A spokesman says a truce with foreign troops will continue, but Afghan forces would come under attack until Taliban prisoners were released.  

Under Saturday's agreement, the group promised not to allow Al-Qaeda or any other extremist group to operate in the areas they control.

"They will be killing terrorists," said US President Donald Trump on the day of the deal.

"They will keep that fight going.

"We've had tremendous success in Afghanistan and the killing of terrorists. But it's time after all these years to go and to bring our people back home."

However, a timeline for a prisoner swap was also detailed – 5,000 Taliban prisoners and 1,000 Afghan security force prisoners to be exchanged by 10 March.

This timeline has been rejected by Afghanistan's President, Ashraf Ghani.

Hitting the first speedbump on the way to Afghan peace after just a matter of days, the United States has remained committed to cutting its troop levels to 8,600 from almost 13,000 within 135 days of signing.

US Defense Secretary Mark Esper said the withdrawal will continue "in good faith", but warned the process will be a "long, windy, bumpy road".

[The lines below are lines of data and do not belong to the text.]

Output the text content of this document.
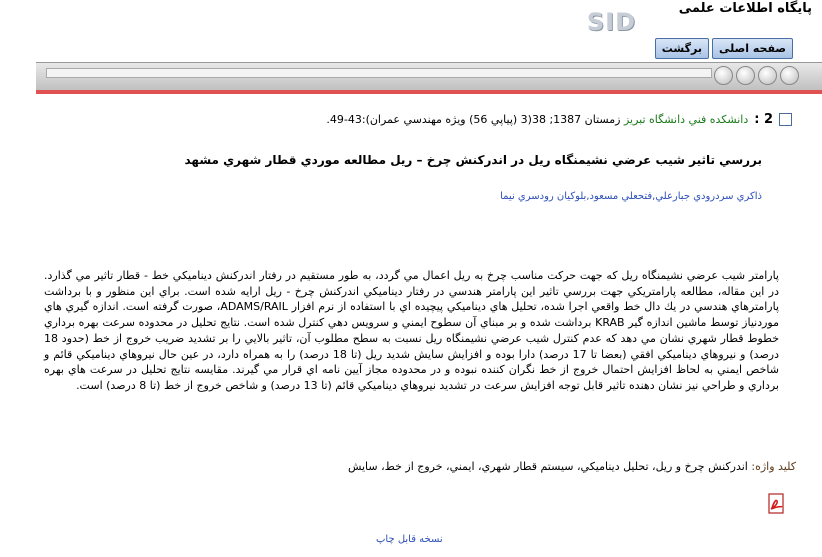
پایگاه اطلاعات علمی
SID
صفحه اصلی
برگشت
2 :
دانشکده فني دانشگاه تبريز زمستان 1387; 38(3 (پياپي 56) ويژه مهندسي عمران):43-49.
بررسي تاثير شيب عرضي نشيمنگاه ريل در اندركنش چرخ – ريل مطالعه موردي قطار شهري مشهد
ذاكري سردرودي جبارعلي,فتحعلي مسعود,بلوكيان رودسري نيما
پارامتر شيب عرضي نشيمنگاه ريل كه جهت حركت مناسب چرخ به ريل اعمال مي گردد، به طور مستقيم در رفتار اندركنش ديناميكي خط - قطار تاثير مي گذارد. در اين مقاله، مطالعه پارامتريكي جهت بررسي تاثير اين پارامتر هندسي در رفتار ديناميكي اندركنش چرخ - ريل ارايه شده است. براي اين منظور و با برداشت پارامترهاي هندسي در يك دال خط واقعي اجرا شده، تحليل هاي ديناميكي پيچيده اي با استفاده از نرم افزار ADAMS/RAIL، صورت گرفته است. اندازه گيري هاي موردنياز توسط ماشين اندازه گير KRAB برداشت شده و بر مبناي آن سطوح ايمني و سرويس دهي كنترل شده است. نتايج تحليل در محدوده سرعت بهره برداري خطوط قطار شهري نشان مي دهد كه عدم كنترل شيب عرضي نشيمنگاه ريل نسبت به سطح مطلوب آن، تاثير بالايي را بر تشديد ضريب خروج از خط (حدود 18 درصد) و نيروهاي ديناميكي افقي (بعضا تا 17 درصد) دارا بوده و افزايش سايش شديد ريل (تا 18 درصد) را به همراه دارد، در عين حال نيروهاي ديناميكي قائم و شاخص ايمني به لحاظ افزايش احتمال خروج از خط نگران كننده نبوده و در محدوده مجاز آيين نامه اي قرار مي گيرند. مقايسه نتايج تحليل در سرعت هاي بهره برداري و طراحي نيز نشان دهنده تاثير قابل توجه افزايش سرعت در تشديد نيروهاي ديناميكي قائم (تا 13 درصد) و شاخص خروج از خط (تا 8 درصد) است.
كليد واژه: اندركنش چرخ و ريل، تحليل ديناميكي، سيستم قطار شهري، ايمني، خروج از خط، سايش
نسخه قابل چاپ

President of Afghanistan Ashraf Ghani and Defense Secretary Mark Esper speak at the US-Afghanistan Joint Declaration Announcement in Kabul, Afghanistan on Saturday (Picture US Department of Defense).

Speaking at a Pentagon news conference yesterday, Mr Esper said he was not sure if the drawback had begun, but added it must start within 10 days of the US-Taliban peace agreement.

Washington expects a continued state of reduced violence from the Taliban in the coming days, similar to a week-long phase in the build-up to the deal.

"This is going to be a long, windy, bumpy road. There will be ups and downs, and we'll and stop and start," said Mr Esper.

Meanwhile, General Mark Milley, chairman of the Joint Chiefs of Staff, said there is no expectation that violence in Afghanistan will "go to zero" quickly.

"A negotiated political settlement is the only responsible way to end the war in Afghanistan," Gen Milley added.

The Taliban military commission on Monday issued an order to its fighters on the ground to resume attacks against Afghan forces and the "Kabul puppet administration", but not against foreigners.

The UK has nearly 1,000 troops working in the Middle Eastern country, where they are training, advising and assisting local military and security forces.

"I'd imagine that would continue, but the Taliban have always said they want all foreign troops outside the country," said Sir William Patey, British Ambassador to Afghanistan from 2010 to 2012.

He added that he believes the support role of UK forces could be on the negotiation table in the future. 

The US has also promised to also lift sanctions against the Taliban and work with the United Nations in order to remove its separate sanctions against the Islamist group.

Talks between the Afghan government and the Taliban are due to follow later this month.